As is covered in the documentation for the '--homehost' option in the mdadm manual page, on modern 1.x superblock formats the home host is embedded into the name of the RAID array. You can see this with 'mdadm --detail', which can report things like:
Name : ubuntu-server:0Name : <host>:25 (local to host <host>)
Both of these have a 'home host'; in the first case the home host
is 'ubuntu-server', and in the second case the home host is the
current machine's hostname. Well, its 'hostname' as far as mdadm
is concerned, which can be set in part through mdadm.conf's
'HOMEHOST
' directive. Let me repeat that, mdadm by default
identifies home hosts by their hostname, not by any more stable
identifier.
So if you change a machine's hostname and you have arrays not in your mdadm.conf with home hosts, their /dev/mdN device names will get changed when you reboot. This is what happened to me, as we hadn't added the array to the machine's mdadm.conf.
(Contrary to some ways to read the mdadm manual page, arrays are not renamed if they're in mdadm.conf.
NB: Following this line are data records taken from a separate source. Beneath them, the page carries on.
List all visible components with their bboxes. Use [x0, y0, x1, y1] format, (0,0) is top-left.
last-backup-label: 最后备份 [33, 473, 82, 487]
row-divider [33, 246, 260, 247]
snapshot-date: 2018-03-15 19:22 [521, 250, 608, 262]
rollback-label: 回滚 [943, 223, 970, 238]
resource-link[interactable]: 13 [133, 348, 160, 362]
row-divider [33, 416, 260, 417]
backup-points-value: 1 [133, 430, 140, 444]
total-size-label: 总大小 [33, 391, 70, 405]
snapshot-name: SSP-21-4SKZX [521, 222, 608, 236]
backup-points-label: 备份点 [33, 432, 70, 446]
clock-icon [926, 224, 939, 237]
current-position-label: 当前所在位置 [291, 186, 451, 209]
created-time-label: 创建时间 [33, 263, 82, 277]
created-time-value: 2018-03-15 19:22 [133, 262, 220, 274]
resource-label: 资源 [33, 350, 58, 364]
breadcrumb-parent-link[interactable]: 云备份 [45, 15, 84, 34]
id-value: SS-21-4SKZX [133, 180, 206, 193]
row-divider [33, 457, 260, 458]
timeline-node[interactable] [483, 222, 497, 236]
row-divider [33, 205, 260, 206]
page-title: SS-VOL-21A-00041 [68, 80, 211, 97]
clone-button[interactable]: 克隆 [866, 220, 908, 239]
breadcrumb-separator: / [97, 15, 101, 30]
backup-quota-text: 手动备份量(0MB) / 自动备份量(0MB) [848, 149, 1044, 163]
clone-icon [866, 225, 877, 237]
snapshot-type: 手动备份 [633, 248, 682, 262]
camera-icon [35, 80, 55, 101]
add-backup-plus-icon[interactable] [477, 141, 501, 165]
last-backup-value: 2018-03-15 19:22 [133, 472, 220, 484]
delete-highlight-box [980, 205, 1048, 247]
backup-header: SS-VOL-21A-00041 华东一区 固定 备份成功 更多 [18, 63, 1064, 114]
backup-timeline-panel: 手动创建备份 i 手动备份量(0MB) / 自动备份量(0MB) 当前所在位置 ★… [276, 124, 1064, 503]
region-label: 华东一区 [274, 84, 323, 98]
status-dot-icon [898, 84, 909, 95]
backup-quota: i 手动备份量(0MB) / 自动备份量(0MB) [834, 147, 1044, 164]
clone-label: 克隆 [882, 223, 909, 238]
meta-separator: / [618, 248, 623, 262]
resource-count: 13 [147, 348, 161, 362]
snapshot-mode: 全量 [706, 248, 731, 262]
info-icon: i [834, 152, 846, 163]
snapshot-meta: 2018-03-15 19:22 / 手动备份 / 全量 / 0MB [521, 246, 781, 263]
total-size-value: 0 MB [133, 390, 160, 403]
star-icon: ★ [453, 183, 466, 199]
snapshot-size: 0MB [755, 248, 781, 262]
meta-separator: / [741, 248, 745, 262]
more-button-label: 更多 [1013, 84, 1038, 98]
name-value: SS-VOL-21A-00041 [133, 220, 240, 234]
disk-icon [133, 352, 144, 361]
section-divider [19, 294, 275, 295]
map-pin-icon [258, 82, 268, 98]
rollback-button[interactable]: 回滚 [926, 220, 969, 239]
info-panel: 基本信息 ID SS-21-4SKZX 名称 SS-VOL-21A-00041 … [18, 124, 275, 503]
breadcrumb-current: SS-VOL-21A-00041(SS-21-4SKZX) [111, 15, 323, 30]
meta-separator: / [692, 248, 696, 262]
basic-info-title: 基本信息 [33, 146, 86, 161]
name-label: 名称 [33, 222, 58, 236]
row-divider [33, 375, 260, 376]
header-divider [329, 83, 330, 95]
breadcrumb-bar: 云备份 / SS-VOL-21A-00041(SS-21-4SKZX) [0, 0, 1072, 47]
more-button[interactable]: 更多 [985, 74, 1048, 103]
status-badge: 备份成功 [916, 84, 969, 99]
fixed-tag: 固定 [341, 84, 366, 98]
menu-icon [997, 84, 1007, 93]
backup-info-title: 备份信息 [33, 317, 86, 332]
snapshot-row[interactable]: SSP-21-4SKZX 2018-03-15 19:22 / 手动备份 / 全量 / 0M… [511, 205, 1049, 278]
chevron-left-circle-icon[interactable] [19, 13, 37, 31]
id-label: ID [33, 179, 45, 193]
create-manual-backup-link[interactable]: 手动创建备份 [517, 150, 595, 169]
Otherwise we'd have noticed this a long time ago on our Ubuntu servers, where all of the arrays created in the installer have the home host of 'ubuntu-server', which is obviously not any machine's actual hostname.)
Setting the home host value to the machine's current hostname when an array is created is the mdadm default behavior, although you can turn this off with the right mdadm.conf HOMEHOST setting. You can also tell mdadm to consider all arrays to be on their home host, regardless of the home host embedded into their names.
(The latter is 'HOMEHOST <ignore>', the former by itself is 'HOMEHOST <none>', and it's currently valid to combine them both as 'HOMEHOST <ignore> <none>', although this isn't quite documented in the manual page.)
PS: Some uses of software RAID arrays won't care about their names. For example, if they're used for filesystems, and your /etc/fstab specifies the device of the filesystem using 'UUID=' or with '/dev/disk/by-id/md-uuid-...' (which seems to be common on Ubuntu).
PPS: For 1.x superblocks, the array name as a whole can only be 32 characters long, which obviously limits how long of a home host name you can have, especially since you need a ':' in there as well and an array number or the like. If you create a RAID array on a system with a too long hostname, the name of the resulting array will not be in the '<host>:<name>' format that creates an array with a home host; instead, mdadm will set the name of the RAID to the base name (either whatever name you specified, or the N of the 'mdN' device you told it to use).
(It turns out that I managed to do this by accident on my home desktop, which has a long fully qualified name, by creating an array with the name 'ssd root'. The combination turns out to be 33 characters long, so the RAID array just got the name 'ssd root' instead of '<host>:ssd root'.)